What if we cured Death?
The Postmortal by Drew Magary and Altered Carbon by Richard K. Morgan
In The Postmortal, a cure for death is discovered; it won’t prevent disease or those ubiquitous surprise buses so common in film. But it freezes your current age and should you not step errantly into a road or accept a ride from a serial killer, you get to live forever.
The Postmortal tells the story over decades of one man who takes the cure and experiences the fallout. Perhaps the biggest question that comes to mind is if everyone stops dying, where in the hell are we going to put them all? Resource scarcity is the most obvious facet, but the novel also explores the concept of marriage in a world where your spouse doesn’t ever kick the bucket, the ethics of “curing” both the very young and very old, and all sorts of nonsense religions that humans create in a world that’s filling up with people like a bucket.
The most prescient question the novel asks is: Does anyone really want to live forever? Sounds sexy, right? Vampires do it. Gods do it. But when death is rare, life is cheap, and hedonism seems to be the rule for the masses as China willingly nukes its own population to make room.
Although I haven’t read Altered Carbon by Richard K. Morgan, I have seen the Netflix series where the basic premise is the same: human consciousness can be stored in little disks called “stacks” making those bulky survival machines, our bodies, called “sleeves” expendable. Real death can only be achieved through that single Achilles heel. Predictably, this turns out to be a much better deal for the rich, who can afford upgraded sleeves and clones. Attendant also are the religious fanatics who believe that death is a thing.
The question becomes about bodies. If we can change bodies as easily as our shoes, then what does it mean for identity? What does race or gender matter? Most importantly, can we transfer our consciousness to a dog?
What if Ayn Rand ruled an underwater dome city?
Bioshock: Rapture by John Shirley
Written as a prequel to the video game, Bioshock: Rapture tells the story of the creation of the underwater city, Rapture and its objectivist creator, Andrew Ryan. Designed as the ultimate meritocracy, the city quickly devolves into corruption and poverty as jobs dissipate and the ruthless are allowed to run rampant. Ayn Rand’s poisonous philosophy, taken to its extremes, quickly creates a nightmare scenario with authoritarian leanings as the desperate Ryan struggles to maintain power and his dream of a city free from stranglehold of government and regulation. The irony is not lost. Throw in some wacky sea slugs, and soon most of population are turned into mutant addicts that can climb walls and shoot electricity out of their fingers.

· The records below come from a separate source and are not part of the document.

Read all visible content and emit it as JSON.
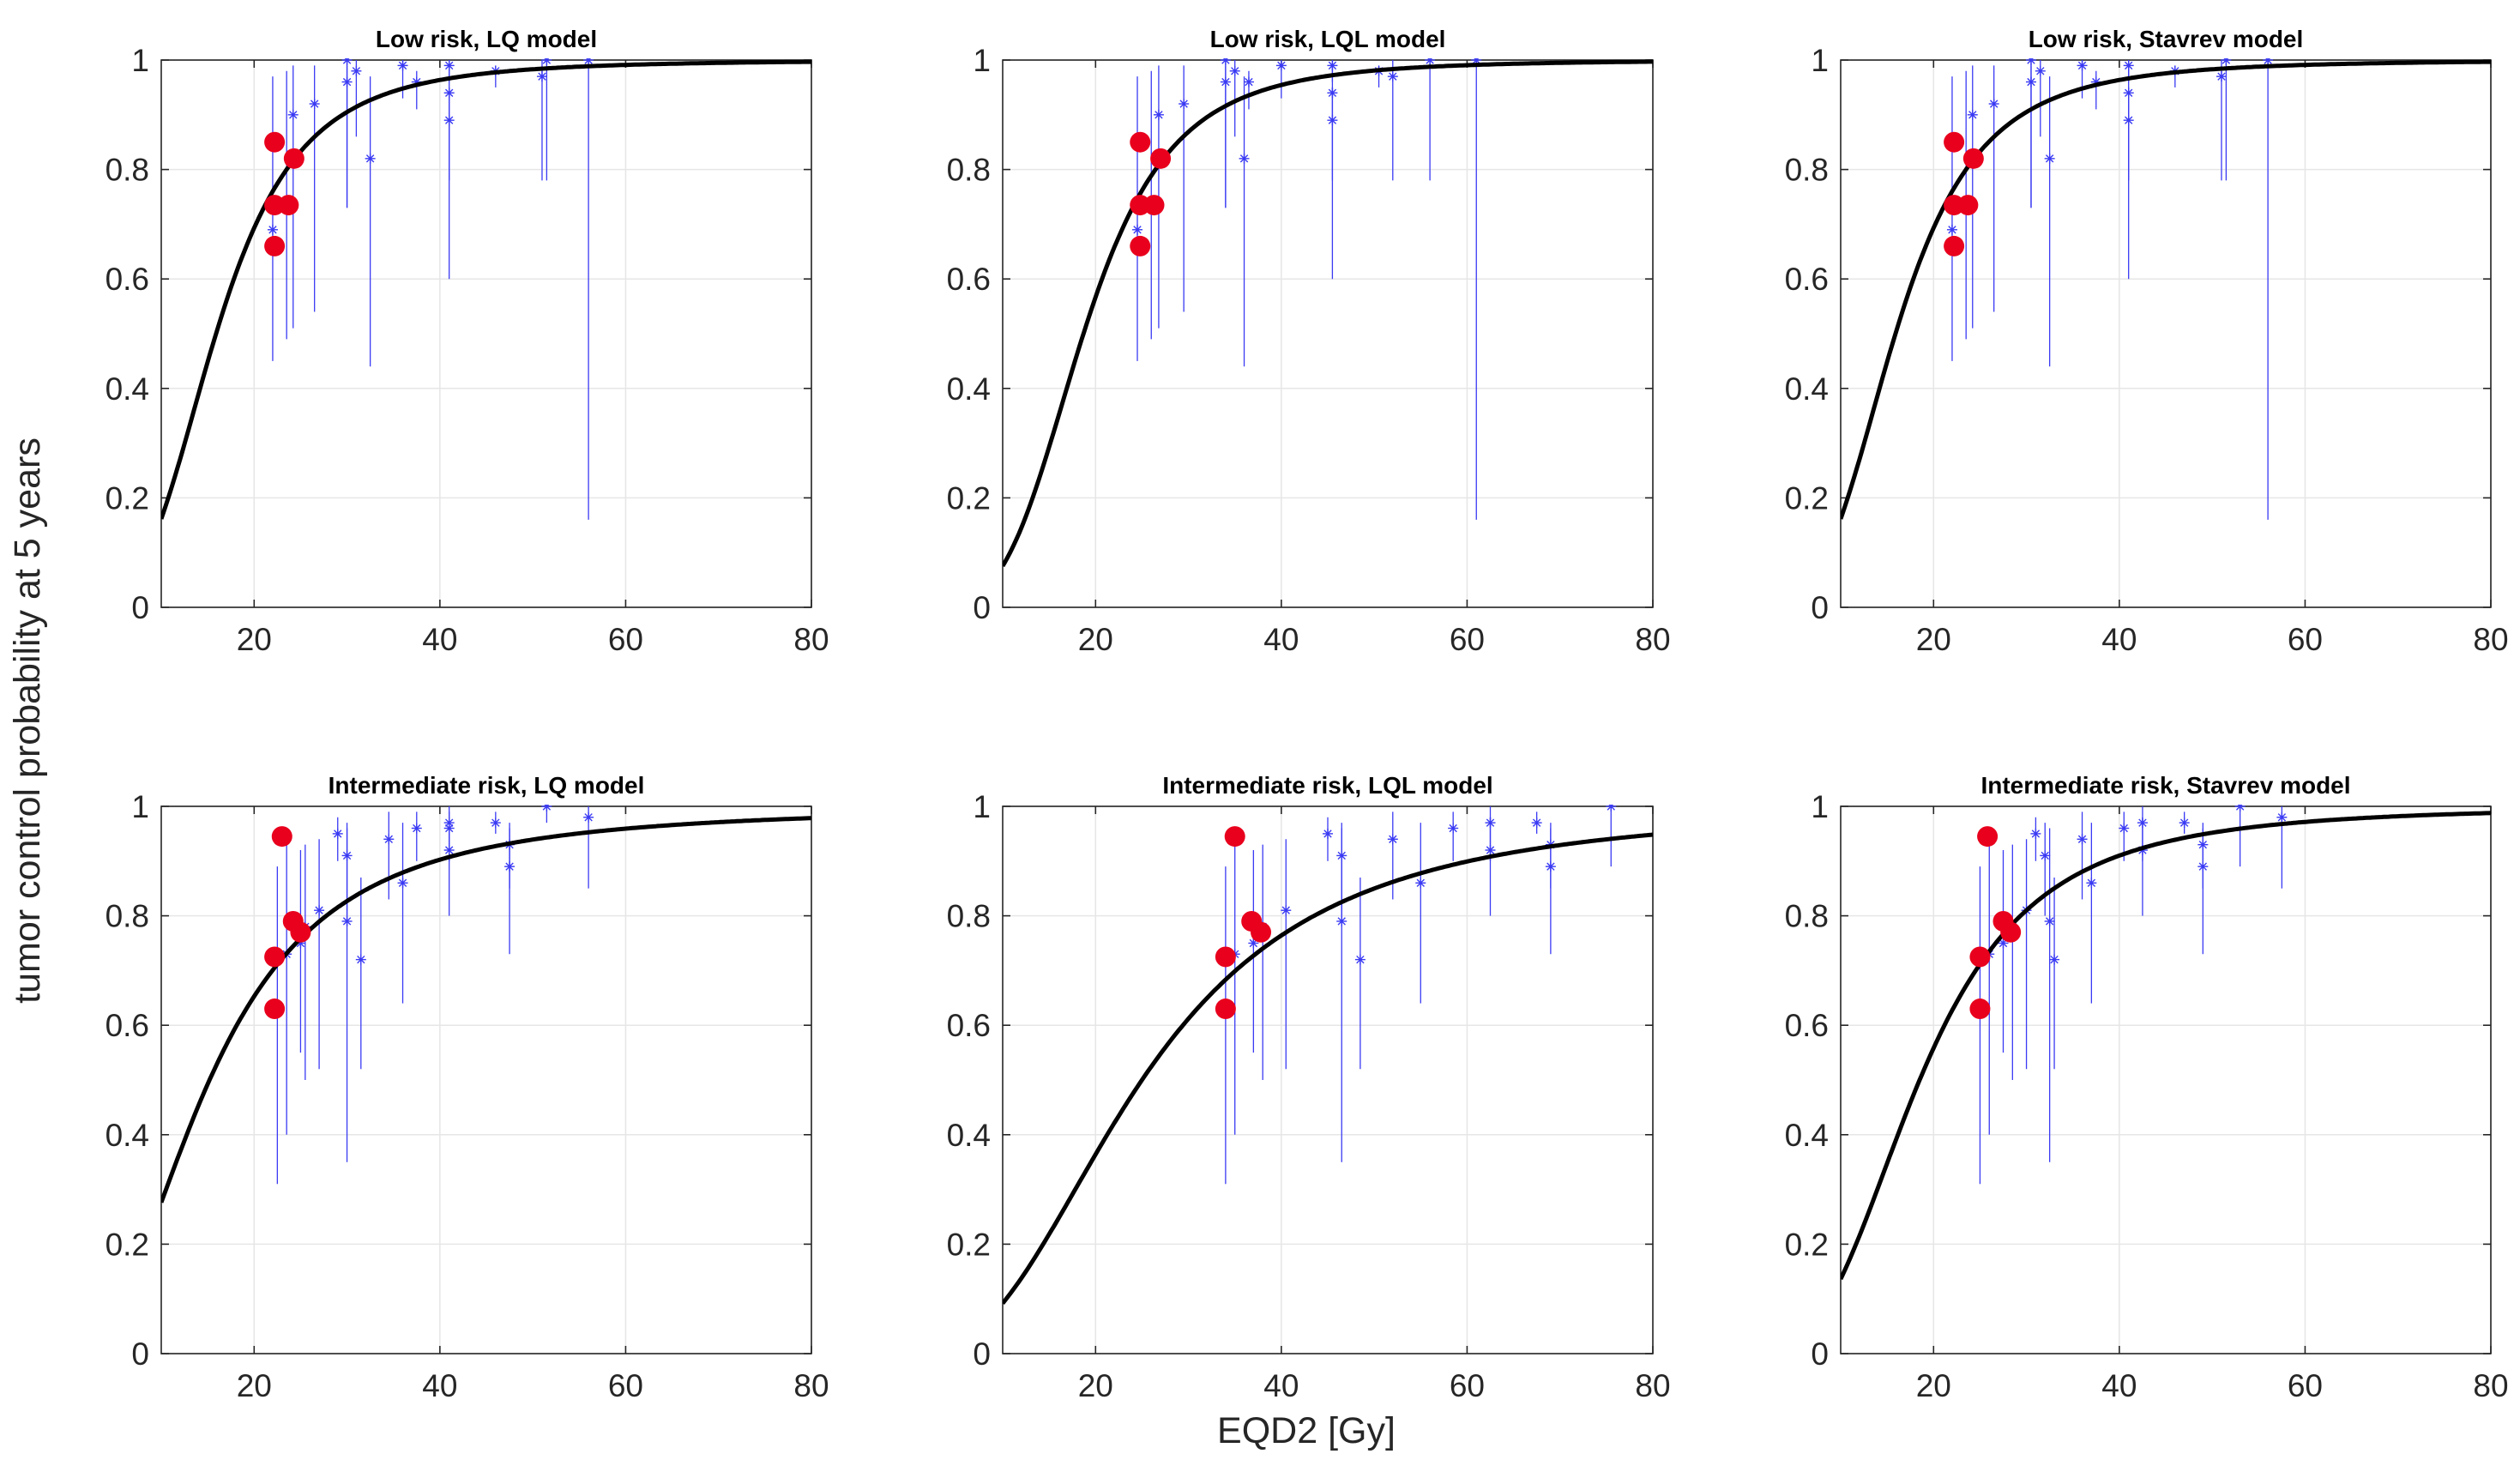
{
  "figure": {
    "xlabel": "EQD2 [Gy]",
    "ylabel": "tumor control probability at 5 years"
  },
  "colors": {
    "curve": "#000000",
    "observed": "#e8001d",
    "clinical": "#3a3af4",
    "grid": "#e6e6e6",
    "axis": "#262626"
  },
  "chart_data": [
    {
      "type": "scatter",
      "title": "Low risk, LQ model",
      "xlim": [
        10,
        80
      ],
      "ylim": [
        0,
        1
      ],
      "xticks": [
        20,
        40,
        60,
        80
      ],
      "yticks": [
        0,
        0.2,
        0.4,
        0.6,
        0.8,
        1
      ],
      "curve": {
        "d50": 15.9,
        "k": 3.55
      },
      "clinical": [
        {
          "x": 22.0,
          "y": 0.69,
          "lo": 0.45,
          "hi": 0.97
        },
        {
          "x": 23.5,
          "y": 0.73,
          "lo": 0.49,
          "hi": 0.98
        },
        {
          "x": 24.2,
          "y": 0.9,
          "lo": 0.51,
          "hi": 0.99
        },
        {
          "x": 26.5,
          "y": 0.92,
          "lo": 0.54,
          "hi": 0.99
        },
        {
          "x": 30.0,
          "y": 1.0,
          "lo": 0.73,
          "hi": 1.0
        },
        {
          "x": 30.0,
          "y": 0.96,
          "lo": 0.73,
          "hi": 0.99
        },
        {
          "x": 31.0,
          "y": 0.98,
          "lo": 0.86,
          "hi": 1.0
        },
        {
          "x": 32.5,
          "y": 0.82,
          "lo": 0.44,
          "hi": 0.97
        },
        {
          "x": 36.0,
          "y": 0.99,
          "lo": 0.93,
          "hi": 1.0
        },
        {
          "x": 37.5,
          "y": 0.96,
          "lo": 0.91,
          "hi": 0.98
        },
        {
          "x": 41.0,
          "y": 0.99,
          "lo": 0.96,
          "hi": 1.0
        },
        {
          "x": 41.0,
          "y": 0.94,
          "lo": 0.6,
          "hi": 0.99
        },
        {
          "x": 41.0,
          "y": 0.89,
          "lo": 0.78,
          "hi": 0.95
        },
        {
          "x": 46.0,
          "y": 0.98,
          "lo": 0.95,
          "hi": 0.99
        },
        {
          "x": 51.0,
          "y": 0.97,
          "lo": 0.78,
          "hi": 1.0
        },
        {
          "x": 51.5,
          "y": 1.0,
          "lo": 0.78,
          "hi": 1.0
        },
        {
          "x": 56.0,
          "y": 1.0,
          "lo": 0.16,
          "hi": 1.0
        }
      ],
      "observed": [
        {
          "x": 22.2,
          "y": 0.85
        },
        {
          "x": 22.2,
          "y": 0.735
        },
        {
          "x": 23.7,
          "y": 0.735
        },
        {
          "x": 24.3,
          "y": 0.82
        },
        {
          "x": 22.2,
          "y": 0.66
        }
      ]
    },
    {
      "type": "scatter",
      "title": "Low risk, LQL model",
      "xlim": [
        10,
        80
      ],
      "ylim": [
        0,
        1
      ],
      "xticks": [
        20,
        40,
        60,
        80
      ],
      "yticks": [
        0,
        0.2,
        0.4,
        0.6,
        0.8,
        1
      ],
      "curve": {
        "d50": 18.7,
        "k": 4.0
      },
      "clinical": [
        {
          "x": 24.5,
          "y": 0.69,
          "lo": 0.45,
          "hi": 0.97
        },
        {
          "x": 26.0,
          "y": 0.73,
          "lo": 0.49,
          "hi": 0.98
        },
        {
          "x": 26.8,
          "y": 0.9,
          "lo": 0.51,
          "hi": 0.99
        },
        {
          "x": 29.5,
          "y": 0.92,
          "lo": 0.54,
          "hi": 0.99
        },
        {
          "x": 34.0,
          "y": 1.0,
          "lo": 0.73,
          "hi": 1.0
        },
        {
          "x": 34.0,
          "y": 0.96,
          "lo": 0.73,
          "hi": 0.99
        },
        {
          "x": 35.0,
          "y": 0.98,
          "lo": 0.86,
          "hi": 1.0
        },
        {
          "x": 36.5,
          "y": 0.96,
          "lo": 0.91,
          "hi": 0.98
        },
        {
          "x": 36.0,
          "y": 0.82,
          "lo": 0.44,
          "hi": 0.97
        },
        {
          "x": 40.0,
          "y": 0.99,
          "lo": 0.93,
          "hi": 1.0
        },
        {
          "x": 45.5,
          "y": 0.99,
          "lo": 0.96,
          "hi": 1.0
        },
        {
          "x": 45.5,
          "y": 0.94,
          "lo": 0.6,
          "hi": 0.99
        },
        {
          "x": 45.5,
          "y": 0.89,
          "lo": 0.78,
          "hi": 0.95
        },
        {
          "x": 50.5,
          "y": 0.98,
          "lo": 0.95,
          "hi": 0.99
        },
        {
          "x": 52.0,
          "y": 0.97,
          "lo": 0.78,
          "hi": 1.0
        },
        {
          "x": 56.0,
          "y": 1.0,
          "lo": 0.78,
          "hi": 1.0
        },
        {
          "x": 61.0,
          "y": 1.0,
          "lo": 0.16,
          "hi": 1.0
        }
      ],
      "observed": [
        {
          "x": 24.8,
          "y": 0.85
        },
        {
          "x": 24.8,
          "y": 0.735
        },
        {
          "x": 26.3,
          "y": 0.735
        },
        {
          "x": 27.0,
          "y": 0.82
        },
        {
          "x": 24.8,
          "y": 0.66
        }
      ]
    },
    {
      "type": "scatter",
      "title": "Low risk, Stavrev model",
      "xlim": [
        10,
        80
      ],
      "ylim": [
        0,
        1
      ],
      "xticks": [
        20,
        40,
        60,
        80
      ],
      "yticks": [
        0,
        0.2,
        0.4,
        0.6,
        0.8,
        1
      ],
      "curve": {
        "d50": 15.9,
        "k": 3.55
      },
      "clinical": [
        {
          "x": 22.0,
          "y": 0.69,
          "lo": 0.45,
          "hi": 0.97
        },
        {
          "x": 23.5,
          "y": 0.73,
          "lo": 0.49,
          "hi": 0.98
        },
        {
          "x": 24.2,
          "y": 0.9,
          "lo": 0.51,
          "hi": 0.99
        },
        {
          "x": 26.5,
          "y": 0.92,
          "lo": 0.54,
          "hi": 0.99
        },
        {
          "x": 30.5,
          "y": 1.0,
          "lo": 0.73,
          "hi": 1.0
        },
        {
          "x": 30.5,
          "y": 0.96,
          "lo": 0.73,
          "hi": 0.99
        },
        {
          "x": 31.5,
          "y": 0.98,
          "lo": 0.86,
          "hi": 1.0
        },
        {
          "x": 32.5,
          "y": 0.82,
          "lo": 0.44,
          "hi": 0.97
        },
        {
          "x": 36.0,
          "y": 0.99,
          "lo": 0.93,
          "hi": 1.0
        },
        {
          "x": 37.5,
          "y": 0.96,
          "lo": 0.91,
          "hi": 0.98
        },
        {
          "x": 41.0,
          "y": 0.99,
          "lo": 0.96,
          "hi": 1.0
        },
        {
          "x": 41.0,
          "y": 0.94,
          "lo": 0.6,
          "hi": 0.99
        },
        {
          "x": 41.0,
          "y": 0.89,
          "lo": 0.78,
          "hi": 0.95
        },
        {
          "x": 46.0,
          "y": 0.98,
          "lo": 0.95,
          "hi": 0.99
        },
        {
          "x": 51.0,
          "y": 0.97,
          "lo": 0.78,
          "hi": 1.0
        },
        {
          "x": 51.5,
          "y": 1.0,
          "lo": 0.78,
          "hi": 1.0
        },
        {
          "x": 56.0,
          "y": 1.0,
          "lo": 0.16,
          "hi": 1.0
        }
      ],
      "observed": [
        {
          "x": 22.2,
          "y": 0.85
        },
        {
          "x": 22.2,
          "y": 0.735
        },
        {
          "x": 23.7,
          "y": 0.735
        },
        {
          "x": 24.3,
          "y": 0.82
        },
        {
          "x": 22.2,
          "y": 0.66
        }
      ]
    },
    {
      "type": "scatter",
      "title": "Intermediate risk, LQ model",
      "xlim": [
        10,
        80
      ],
      "ylim": [
        0,
        1
      ],
      "xticks": [
        20,
        40,
        60,
        80
      ],
      "yticks": [
        0,
        0.2,
        0.4,
        0.6,
        0.8,
        1
      ],
      "curve": {
        "d50": 15.2,
        "k": 2.3
      },
      "clinical": [
        {
          "x": 22.5,
          "y": 0.63,
          "lo": 0.31,
          "hi": 0.89
        },
        {
          "x": 23.5,
          "y": 0.73,
          "lo": 0.4,
          "hi": 0.94
        },
        {
          "x": 25.0,
          "y": 0.75,
          "lo": 0.55,
          "hi": 0.92
        },
        {
          "x": 25.5,
          "y": 0.78,
          "lo": 0.5,
          "hi": 0.93
        },
        {
          "x": 27.0,
          "y": 0.81,
          "lo": 0.52,
          "hi": 0.94
        },
        {
          "x": 29.0,
          "y": 0.95,
          "lo": 0.9,
          "hi": 0.98
        },
        {
          "x": 30.0,
          "y": 0.91,
          "lo": 0.8,
          "hi": 0.97
        },
        {
          "x": 30.0,
          "y": 0.79,
          "lo": 0.35,
          "hi": 0.96
        },
        {
          "x": 31.5,
          "y": 0.72,
          "lo": 0.52,
          "hi": 0.87
        },
        {
          "x": 34.5,
          "y": 0.94,
          "lo": 0.83,
          "hi": 0.99
        },
        {
          "x": 36.0,
          "y": 0.86,
          "lo": 0.64,
          "hi": 0.97
        },
        {
          "x": 37.5,
          "y": 0.96,
          "lo": 0.9,
          "hi": 0.99
        },
        {
          "x": 41.0,
          "y": 0.97,
          "lo": 0.9,
          "hi": 1.0
        },
        {
          "x": 41.0,
          "y": 0.96,
          "lo": 0.9,
          "hi": 0.99
        },
        {
          "x": 41.0,
          "y": 0.92,
          "lo": 0.8,
          "hi": 0.98
        },
        {
          "x": 46.0,
          "y": 0.97,
          "lo": 0.95,
          "hi": 0.99
        },
        {
          "x": 47.5,
          "y": 0.93,
          "lo": 0.85,
          "hi": 0.97
        },
        {
          "x": 47.5,
          "y": 0.89,
          "lo": 0.73,
          "hi": 0.96
        },
        {
          "x": 51.5,
          "y": 1.0,
          "lo": 0.97,
          "hi": 1.0
        },
        {
          "x": 56.0,
          "y": 0.98,
          "lo": 0.85,
          "hi": 1.0
        }
      ],
      "observed": [
        {
          "x": 23.0,
          "y": 0.945
        },
        {
          "x": 24.2,
          "y": 0.79
        },
        {
          "x": 25.0,
          "y": 0.77
        },
        {
          "x": 22.2,
          "y": 0.725
        },
        {
          "x": 22.2,
          "y": 0.63
        }
      ]
    },
    {
      "type": "scatter",
      "title": "Intermediate risk, LQL model",
      "xlim": [
        10,
        80
      ],
      "ylim": [
        0,
        1
      ],
      "xticks": [
        20,
        40,
        60,
        80
      ],
      "yticks": [
        0,
        0.2,
        0.4,
        0.6,
        0.8,
        1
      ],
      "curve": {
        "d50": 25.0,
        "k": 2.5
      },
      "clinical": [
        {
          "x": 34.0,
          "y": 0.63,
          "lo": 0.31,
          "hi": 0.89
        },
        {
          "x": 35.0,
          "y": 0.73,
          "lo": 0.4,
          "hi": 0.94
        },
        {
          "x": 37.0,
          "y": 0.75,
          "lo": 0.55,
          "hi": 0.92
        },
        {
          "x": 38.0,
          "y": 0.78,
          "lo": 0.5,
          "hi": 0.93
        },
        {
          "x": 40.5,
          "y": 0.81,
          "lo": 0.52,
          "hi": 0.94
        },
        {
          "x": 45.0,
          "y": 0.95,
          "lo": 0.9,
          "hi": 0.98
        },
        {
          "x": 46.5,
          "y": 0.91,
          "lo": 0.8,
          "hi": 0.97
        },
        {
          "x": 46.5,
          "y": 0.79,
          "lo": 0.35,
          "hi": 0.96
        },
        {
          "x": 48.5,
          "y": 0.72,
          "lo": 0.52,
          "hi": 0.87
        },
        {
          "x": 52.0,
          "y": 0.94,
          "lo": 0.83,
          "hi": 0.99
        },
        {
          "x": 55.0,
          "y": 0.86,
          "lo": 0.64,
          "hi": 0.97
        },
        {
          "x": 58.5,
          "y": 0.96,
          "lo": 0.9,
          "hi": 0.99
        },
        {
          "x": 62.5,
          "y": 0.97,
          "lo": 0.9,
          "hi": 1.0
        },
        {
          "x": 62.5,
          "y": 0.92,
          "lo": 0.8,
          "hi": 0.98
        },
        {
          "x": 67.5,
          "y": 0.97,
          "lo": 0.95,
          "hi": 0.99
        },
        {
          "x": 69.0,
          "y": 0.93,
          "lo": 0.85,
          "hi": 0.97
        },
        {
          "x": 69.0,
          "y": 0.89,
          "lo": 0.73,
          "hi": 0.96
        },
        {
          "x": 75.5,
          "y": 1.0,
          "lo": 0.89,
          "hi": 1.0
        }
      ],
      "observed": [
        {
          "x": 35.0,
          "y": 0.945
        },
        {
          "x": 36.8,
          "y": 0.79
        },
        {
          "x": 37.8,
          "y": 0.77
        },
        {
          "x": 34.0,
          "y": 0.725
        },
        {
          "x": 34.0,
          "y": 0.63
        }
      ]
    },
    {
      "type": "scatter",
      "title": "Intermediate risk, Stavrev model",
      "xlim": [
        10,
        80
      ],
      "ylim": [
        0,
        1
      ],
      "xticks": [
        20,
        40,
        60,
        80
      ],
      "yticks": [
        0,
        0.2,
        0.4,
        0.6,
        0.8,
        1
      ],
      "curve": {
        "d50": 18.5,
        "k": 3.0
      },
      "clinical": [
        {
          "x": 25.0,
          "y": 0.63,
          "lo": 0.31,
          "hi": 0.89
        },
        {
          "x": 26.0,
          "y": 0.73,
          "lo": 0.4,
          "hi": 0.94
        },
        {
          "x": 27.5,
          "y": 0.75,
          "lo": 0.55,
          "hi": 0.92
        },
        {
          "x": 28.5,
          "y": 0.78,
          "lo": 0.5,
          "hi": 0.93
        },
        {
          "x": 30.0,
          "y": 0.81,
          "lo": 0.52,
          "hi": 0.94
        },
        {
          "x": 31.0,
          "y": 0.95,
          "lo": 0.9,
          "hi": 0.98
        },
        {
          "x": 32.0,
          "y": 0.91,
          "lo": 0.8,
          "hi": 0.97
        },
        {
          "x": 32.5,
          "y": 0.79,
          "lo": 0.35,
          "hi": 0.96
        },
        {
          "x": 33.0,
          "y": 0.72,
          "lo": 0.52,
          "hi": 0.87
        },
        {
          "x": 36.0,
          "y": 0.94,
          "lo": 0.83,
          "hi": 0.99
        },
        {
          "x": 37.0,
          "y": 0.86,
          "lo": 0.64,
          "hi": 0.97
        },
        {
          "x": 40.5,
          "y": 0.96,
          "lo": 0.9,
          "hi": 0.99
        },
        {
          "x": 42.5,
          "y": 0.97,
          "lo": 0.9,
          "hi": 1.0
        },
        {
          "x": 42.5,
          "y": 0.92,
          "lo": 0.8,
          "hi": 0.98
        },
        {
          "x": 47.0,
          "y": 0.97,
          "lo": 0.95,
          "hi": 0.99
        },
        {
          "x": 49.0,
          "y": 0.93,
          "lo": 0.85,
          "hi": 0.97
        },
        {
          "x": 49.0,
          "y": 0.89,
          "lo": 0.73,
          "hi": 0.96
        },
        {
          "x": 53.0,
          "y": 1.0,
          "lo": 0.89,
          "hi": 1.0
        },
        {
          "x": 57.5,
          "y": 0.98,
          "lo": 0.85,
          "hi": 1.0
        }
      ],
      "observed": [
        {
          "x": 25.8,
          "y": 0.945
        },
        {
          "x": 27.5,
          "y": 0.79
        },
        {
          "x": 28.3,
          "y": 0.77
        },
        {
          "x": 25.0,
          "y": 0.725
        },
        {
          "x": 25.0,
          "y": 0.63
        }
      ]
    }
  ]
}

As an experiment, Rapture fails, and as a cautionary tale, it is as subtle as any of Rand’s novels.
What if nobody ruled a moon dome?
Artemis by Andy Weir
Also a dome with very few laws (and only one police officer), only instead of underwater, Artemis is the moon’s first colony. More a tale of the misadventures of mouthy smuggler, Jazz Bashara, than any kind of metaphorical or conceptual exploration, the technicalities are more specific, the physical actualities of constructing and maintaining a colony on the moon are explored with acceptable scientific rigor.
When the moon has no viable exports, how can it remain economically profitable? As a tourist destination, yes, but this requires the necessary “help” which, while not quite as dire as the impoverished in Bioshock’s Rapture, is not much fun for those forced to live in bunks barely larger than a coffin.